Sister Spit: The Next Generation
It was 1997, and post-feminist lesbian punk was at it's peak. It was a DIY decade and Michelle Tea was loading up what was to be called "The Van" with eleven other lesbian feminists for an ambitious 33-day tour across America to deliver spoken word to the nation at large. There was a lot of questions; would they get people to come to the shows, do people want to hear poetry, would they get eggs thrown at them and be run out of the town on rails?
In those early days of Sister Spit, the tour had to overcome many obstacles. Largely, no one knew who they were. They played to straight crowds, mixed dyke and straight audiences and in many towns had to rely on—what Tea would call in the online logbook of the adventure—“The Lesbian and Fag Nation” for a place to sleep, something to eat and learning as they went, both the practicalities of the road and the not so obvious practicalities, as in the case of staying the night with Annie Sprinkle, “Annie taught Ali (Liebegott) a new boob trick, how to light a match off of her nipples.”
The tour was a resounding success, people not only showed up to see them, in some cases they showed up in droves. Droves of dykes that were hungry, not only for poetry, but to see their faces reflected back from people that looked, and sounded, like themselves. So successful, in fact, that Tea has recreated the tour in several reincarnations over the years since, with a ever changing line-up.
Now, it's 2010 and Sister Spit: The Next Generation is embarking upon another spoken word fest. A lot has changed since 1997 in our community. The lesbian punk era, has given way to national talk about legalizing gay marriage, ENDA, and transgender issues. We as a community are a larger visible presence on the national scene, and it's easy to dismiss something like Sister Spit as nostalgia, or as something we have grown out of as a movement. That would be a mistake. In fact, I would venture, it's necessary as we embark upon national acceptance to chronicle the uniqueness of our queer lives. The Sister Spit tour does a admirable job of doing just that.
In the case of new Sister Spit performer Elisha Lim (who prefers male pronouns, but doesn't identify as trans, he calls himself a 'dandy butch') it's his first time touring the U.S. ”One thing I didn't expect is how incredibly different queer looks and one thing I've been moved by is the same welcome and same reception in every city. No matter where we've been people have been remarkably kind.” Lim is performing from his book, due out in 2011, 100 Butches a collection of drawings and stories, “that is not entirely about butches,” but the top one hundred of what he calls “his type.”

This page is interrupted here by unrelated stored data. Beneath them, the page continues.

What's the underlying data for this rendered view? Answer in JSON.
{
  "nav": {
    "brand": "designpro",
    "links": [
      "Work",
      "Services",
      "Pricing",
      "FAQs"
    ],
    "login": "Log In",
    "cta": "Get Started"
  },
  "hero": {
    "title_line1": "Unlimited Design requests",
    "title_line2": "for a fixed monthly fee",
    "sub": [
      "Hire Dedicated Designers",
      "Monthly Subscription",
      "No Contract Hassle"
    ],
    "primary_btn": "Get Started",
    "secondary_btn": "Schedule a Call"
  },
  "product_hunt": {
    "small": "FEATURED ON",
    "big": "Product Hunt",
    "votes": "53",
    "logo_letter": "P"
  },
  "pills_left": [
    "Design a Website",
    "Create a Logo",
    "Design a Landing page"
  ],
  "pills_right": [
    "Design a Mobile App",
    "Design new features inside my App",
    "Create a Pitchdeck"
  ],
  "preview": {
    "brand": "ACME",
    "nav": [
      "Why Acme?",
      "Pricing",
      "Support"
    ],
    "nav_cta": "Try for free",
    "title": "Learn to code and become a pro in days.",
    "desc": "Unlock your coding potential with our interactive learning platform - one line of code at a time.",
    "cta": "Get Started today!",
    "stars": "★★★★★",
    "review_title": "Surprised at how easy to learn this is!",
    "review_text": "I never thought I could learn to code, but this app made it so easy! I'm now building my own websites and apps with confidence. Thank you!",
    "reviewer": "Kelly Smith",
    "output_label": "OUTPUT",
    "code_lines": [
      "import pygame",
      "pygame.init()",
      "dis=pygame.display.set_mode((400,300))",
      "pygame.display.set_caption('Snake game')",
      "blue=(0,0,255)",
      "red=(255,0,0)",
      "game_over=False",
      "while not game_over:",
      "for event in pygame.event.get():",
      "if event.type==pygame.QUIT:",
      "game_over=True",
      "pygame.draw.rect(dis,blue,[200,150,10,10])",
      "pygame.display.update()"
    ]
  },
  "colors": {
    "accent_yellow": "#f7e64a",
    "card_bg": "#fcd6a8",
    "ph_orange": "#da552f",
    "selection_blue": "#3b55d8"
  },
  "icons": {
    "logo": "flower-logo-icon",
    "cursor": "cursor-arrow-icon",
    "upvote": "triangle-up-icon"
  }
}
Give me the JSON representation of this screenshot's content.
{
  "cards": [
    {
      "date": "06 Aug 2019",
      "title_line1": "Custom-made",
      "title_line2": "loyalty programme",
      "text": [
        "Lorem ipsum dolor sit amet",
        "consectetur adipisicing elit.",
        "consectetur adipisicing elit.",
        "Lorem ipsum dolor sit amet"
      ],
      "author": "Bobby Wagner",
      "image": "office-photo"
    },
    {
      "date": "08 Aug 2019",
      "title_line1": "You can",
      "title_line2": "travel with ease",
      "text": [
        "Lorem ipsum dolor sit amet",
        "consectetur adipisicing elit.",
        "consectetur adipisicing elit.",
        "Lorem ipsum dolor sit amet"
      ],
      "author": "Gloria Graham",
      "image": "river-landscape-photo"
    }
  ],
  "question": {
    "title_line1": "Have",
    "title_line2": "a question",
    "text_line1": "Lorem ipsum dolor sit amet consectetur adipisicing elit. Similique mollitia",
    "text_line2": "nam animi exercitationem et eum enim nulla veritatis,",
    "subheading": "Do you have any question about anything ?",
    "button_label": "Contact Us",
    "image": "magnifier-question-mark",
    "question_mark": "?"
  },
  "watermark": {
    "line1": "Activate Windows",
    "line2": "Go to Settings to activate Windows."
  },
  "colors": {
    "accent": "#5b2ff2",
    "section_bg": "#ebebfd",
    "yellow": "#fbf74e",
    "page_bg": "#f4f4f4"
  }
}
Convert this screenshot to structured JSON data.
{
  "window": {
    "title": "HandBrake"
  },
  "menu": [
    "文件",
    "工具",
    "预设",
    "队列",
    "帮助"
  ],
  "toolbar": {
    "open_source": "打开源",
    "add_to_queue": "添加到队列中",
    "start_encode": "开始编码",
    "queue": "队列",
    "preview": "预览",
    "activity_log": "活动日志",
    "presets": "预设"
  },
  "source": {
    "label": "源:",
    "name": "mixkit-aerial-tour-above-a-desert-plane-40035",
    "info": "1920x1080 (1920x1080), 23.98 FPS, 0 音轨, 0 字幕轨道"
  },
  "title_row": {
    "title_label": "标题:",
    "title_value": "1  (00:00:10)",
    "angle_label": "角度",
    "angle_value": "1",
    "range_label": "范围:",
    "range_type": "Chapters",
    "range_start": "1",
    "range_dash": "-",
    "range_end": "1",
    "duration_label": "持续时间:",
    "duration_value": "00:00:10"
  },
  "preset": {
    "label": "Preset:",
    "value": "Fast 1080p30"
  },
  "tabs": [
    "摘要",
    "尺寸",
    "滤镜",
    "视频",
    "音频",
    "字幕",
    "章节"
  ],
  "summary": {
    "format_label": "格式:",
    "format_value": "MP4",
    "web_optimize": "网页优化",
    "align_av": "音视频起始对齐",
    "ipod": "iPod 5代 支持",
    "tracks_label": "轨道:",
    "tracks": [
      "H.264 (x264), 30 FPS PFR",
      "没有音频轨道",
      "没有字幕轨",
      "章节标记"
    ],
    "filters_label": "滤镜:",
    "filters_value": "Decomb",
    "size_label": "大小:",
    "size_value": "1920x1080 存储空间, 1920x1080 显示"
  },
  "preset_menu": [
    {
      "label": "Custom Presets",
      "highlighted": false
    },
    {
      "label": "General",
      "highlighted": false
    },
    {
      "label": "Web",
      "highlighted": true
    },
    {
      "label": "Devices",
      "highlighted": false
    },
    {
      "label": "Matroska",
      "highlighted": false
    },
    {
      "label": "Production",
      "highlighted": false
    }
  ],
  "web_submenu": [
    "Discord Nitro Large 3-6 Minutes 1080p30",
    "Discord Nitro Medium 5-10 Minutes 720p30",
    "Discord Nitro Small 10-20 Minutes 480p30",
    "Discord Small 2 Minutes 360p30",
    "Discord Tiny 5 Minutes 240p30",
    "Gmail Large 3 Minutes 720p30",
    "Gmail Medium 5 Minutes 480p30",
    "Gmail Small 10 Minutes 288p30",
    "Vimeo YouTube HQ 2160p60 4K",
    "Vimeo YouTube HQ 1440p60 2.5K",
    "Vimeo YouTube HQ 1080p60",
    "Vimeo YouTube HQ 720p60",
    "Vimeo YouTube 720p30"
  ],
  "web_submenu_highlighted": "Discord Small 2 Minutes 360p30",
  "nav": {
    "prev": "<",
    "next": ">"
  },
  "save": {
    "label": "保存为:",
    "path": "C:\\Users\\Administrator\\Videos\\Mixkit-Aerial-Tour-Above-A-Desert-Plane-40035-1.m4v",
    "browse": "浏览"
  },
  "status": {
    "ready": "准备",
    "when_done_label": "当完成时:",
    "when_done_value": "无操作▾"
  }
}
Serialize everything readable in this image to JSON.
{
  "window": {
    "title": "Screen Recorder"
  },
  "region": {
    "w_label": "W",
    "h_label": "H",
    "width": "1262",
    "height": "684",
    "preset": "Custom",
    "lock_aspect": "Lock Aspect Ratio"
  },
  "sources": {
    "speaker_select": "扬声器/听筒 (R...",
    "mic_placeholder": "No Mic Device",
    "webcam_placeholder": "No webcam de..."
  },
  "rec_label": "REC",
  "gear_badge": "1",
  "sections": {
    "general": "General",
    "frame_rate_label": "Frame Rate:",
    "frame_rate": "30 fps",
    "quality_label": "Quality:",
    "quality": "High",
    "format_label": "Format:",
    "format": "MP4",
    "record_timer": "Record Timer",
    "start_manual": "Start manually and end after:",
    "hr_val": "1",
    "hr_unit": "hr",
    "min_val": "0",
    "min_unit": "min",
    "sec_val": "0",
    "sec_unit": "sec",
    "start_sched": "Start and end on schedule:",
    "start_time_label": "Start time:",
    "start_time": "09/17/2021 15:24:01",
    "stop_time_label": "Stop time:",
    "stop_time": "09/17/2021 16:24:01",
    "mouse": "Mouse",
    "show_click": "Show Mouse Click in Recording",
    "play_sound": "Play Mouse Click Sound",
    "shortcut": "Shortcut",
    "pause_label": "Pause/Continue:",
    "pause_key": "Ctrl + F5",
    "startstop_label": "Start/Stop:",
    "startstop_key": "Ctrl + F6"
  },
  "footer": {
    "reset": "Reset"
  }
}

For Silas Howard, a transgendered activist, a former member of seminal lesbian punk band Tribe 8, and an award-winning director, actor and writer this is his second time with the Sister Spit tour, the first being in 1998. At the Portland,Oregon show Michelle Tea called Howard's film, the 2002 film By Hook or By Crook, “One of the most important queer movies ever made.” The first time he toured with Sister Spit in was 1998, and he feels like there are differences in the 2010 tour. “There's a huge difference in organization and it's a more grown-up tour this time around”. He felt compelled to tour again with Sister Spit because “I feel like, it's not full circle, but it is in a way. I moved to L.A. and entered a whole new phase in my life where I was learning about filmmaking and moved away from owning my Cafe and living in San Fransisco. I realized that both parts can come together and exist simultaneously. The tour is bringing those two parts together for me”
Attending the packed Portland, Ore. show at Mississippi Studios, I was overwhelmed by the positive intensity of both the audience and the performers. To say moments of the show were transcendent seems a bit hyperbolic, but it's also apt. For example, Lenelle Moïse, the Poet Laureate of Northampton, MA, joining 'The Van' for the first time, is a Haitian-American poet, playwright, and actor who's remarkable performance ability whipped up the crowd to almost a religious fervor. Moise had the audience in the palm of her hand, expertly rendering her poem, using both her resonant voice and expressive body, while the audience chanted the line: "A girl like a white light, converted me faithful to the good church of queers."
Yes, consider me one of the converted.